You may also call SPIFFS.format() to reset the filesystem (say, for a factory reset), but this will cause issues on attempting to read any stored data, since the file will not exist. Thus, have a section that sets reasonable defaults (or just prompts the user to set the values).

Note: Since this is for storing an API key and such, just have it fail, since the API key not working is a good notice the user needs to configure it, and you do NOT want to ship a product with a working API key that belongs to you rather than the user.

Final warning: Note carefully the use of F() around certain items in that code. This macro, specific to Arduino, allows one to store data in Flash ONLY, where strings normally consume RAM as well (once the system boots, it loads to RAM, since most code expects it there). The benefit of F(), rather than a progmem directive, is that many functions native to Arduino can read it directly thanks to overloads, or you can wrap String() around the F() to convert it to a string at runtime if the function does not allow that overload. The end result is that, as I've written it, this code should consume RAM only when it is actually running, as good code should (otherwise, it's really easy to use up all your RAM on such embedded devices if you add enough strings).

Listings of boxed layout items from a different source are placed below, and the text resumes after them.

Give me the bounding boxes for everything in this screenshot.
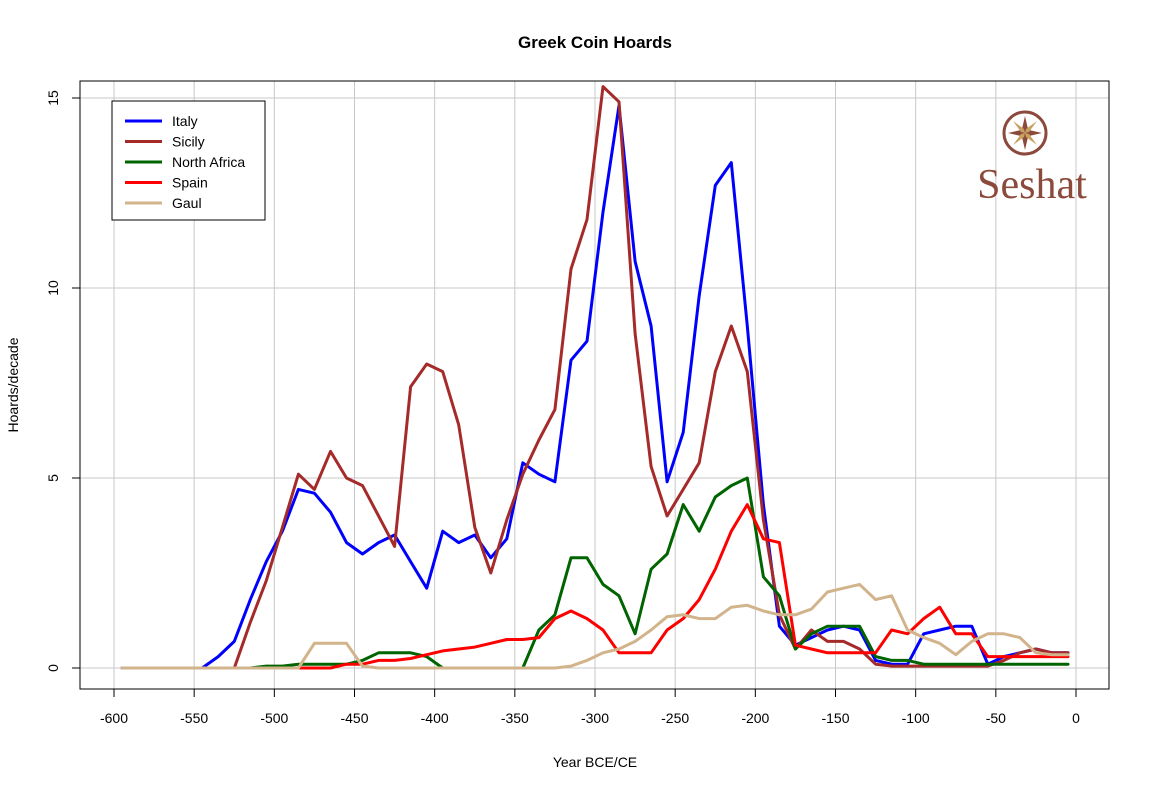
legend-label-sicily: Sicily	[172, 134, 205, 150]
logo-text: Seshat	[977, 162, 1087, 208]
y-tick-label: 10	[45, 280, 61, 296]
x-tick-label: -450	[340, 710, 368, 726]
x-tick-label: -200	[741, 710, 769, 726]
legend: Italy Sicily North Africa Spain Gaul	[111, 100, 266, 221]
x-tick-label: -50	[986, 710, 1006, 726]
legend-label-gaul: Gaul	[172, 195, 202, 211]
series-line-sicily	[232, 85, 1070, 670]
chart-title: Greek Coin Hoards	[518, 33, 672, 52]
x-tick-label: 0	[1072, 710, 1080, 726]
compass-rose-icon	[1002, 110, 1048, 156]
legend-label-north-africa: North Africa	[172, 154, 245, 170]
x-axis: -600 -550 -500 -450 -400 -350 -300 -250 -200 -150…	[100, 688, 1080, 726]
legend-label-spain: Spain	[172, 175, 208, 191]
y-tick-label: 0	[45, 664, 61, 672]
y-axis: 0 5 10 15	[45, 90, 81, 672]
series-line-north-africa	[248, 476, 1070, 670]
y-tick-label: 15	[45, 90, 61, 106]
x-tick-label: -150	[821, 710, 849, 726]
x-tick-label: -500	[260, 710, 288, 726]
y-axis-label: Hoards/decade	[5, 337, 21, 432]
series-layer	[120, 85, 1070, 670]
x-tick-label: -250	[661, 710, 689, 726]
x-tick-label: -100	[902, 710, 930, 726]
x-tick-label: -400	[421, 710, 449, 726]
x-tick-label: -300	[581, 710, 609, 726]
legend-label-italy: Italy	[172, 113, 198, 129]
series-line-gaul	[120, 582, 1070, 670]
series-line-spain	[280, 503, 1070, 670]
x-tick-label: -550	[180, 710, 208, 726]
x-axis-label: Year BCE/CE	[553, 754, 637, 770]
seshat-logo: Seshat	[977, 110, 1087, 208]
grid-lines	[80, 81, 1109, 689]
y-tick-label: 5	[45, 474, 61, 482]
x-tick-label: -350	[501, 710, 529, 726]
x-tick-label: -600	[100, 710, 128, 726]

I have not bothered to do the latter with the filename passed to open() since it is used only once per load or save operation, does not support F() (thus I'd need to use the String() trick), and I'm fairly sure the compiler then shares the memory location, reducing the RAM used to only one edition of that filename.

Answer 3

I've done this in the past by simply checking for a string (array of characters if you prefer) at a specific memory location. I used "INITIALIZED". It would be very unlikely for the ROM to have this sequence of characters by accident. If I find the string I read the variables from ROM. If I don't, I write the string and set default values for the variables.

I found a slightly different example that uses the same technique:

// EEPROM library.
#include <EEPROM.h>
// Persistent Shoe State.
byte shoeState = 0;
// Number of Shoe States.
#define SHOE_STATE_MAX 3 

// setup() runs once at reset.
void setup() {     
  // EEPROM Init Code Base Address
  #define EEPROM_INIT_CODE_ADDR 0x00
  // Check EEPROM Init Code
  byte shoeStateInit[] = {0xde, 0xad, 0xbe, 0xaf, 0xaa};
  for(int b = EEPROM_INIT_CODE_ADDR; b < EEPROM_INIT_CODE_ADDR + sizeof(shoeStateInit); b++) {
    // EEPROM = Init Code?
    if(EEPROM.read(b) != shoeStateInit[b]) {
      // No, Write Init Code to EEPROM.
      EEPROM.write(b, shoeStateInit[b]);
      // Set Not Initialized Flag.
      shoeState = -1;
    }
  }
  // EEPROM Init Code?
  if(shoeState == 0) {
    // Yes, Read Shoe State from EEPROM.
    shoeState = EEPROM.read(sizeof(shoeStateInit));
  }
}

The only variable being saved to ROM is shoeState.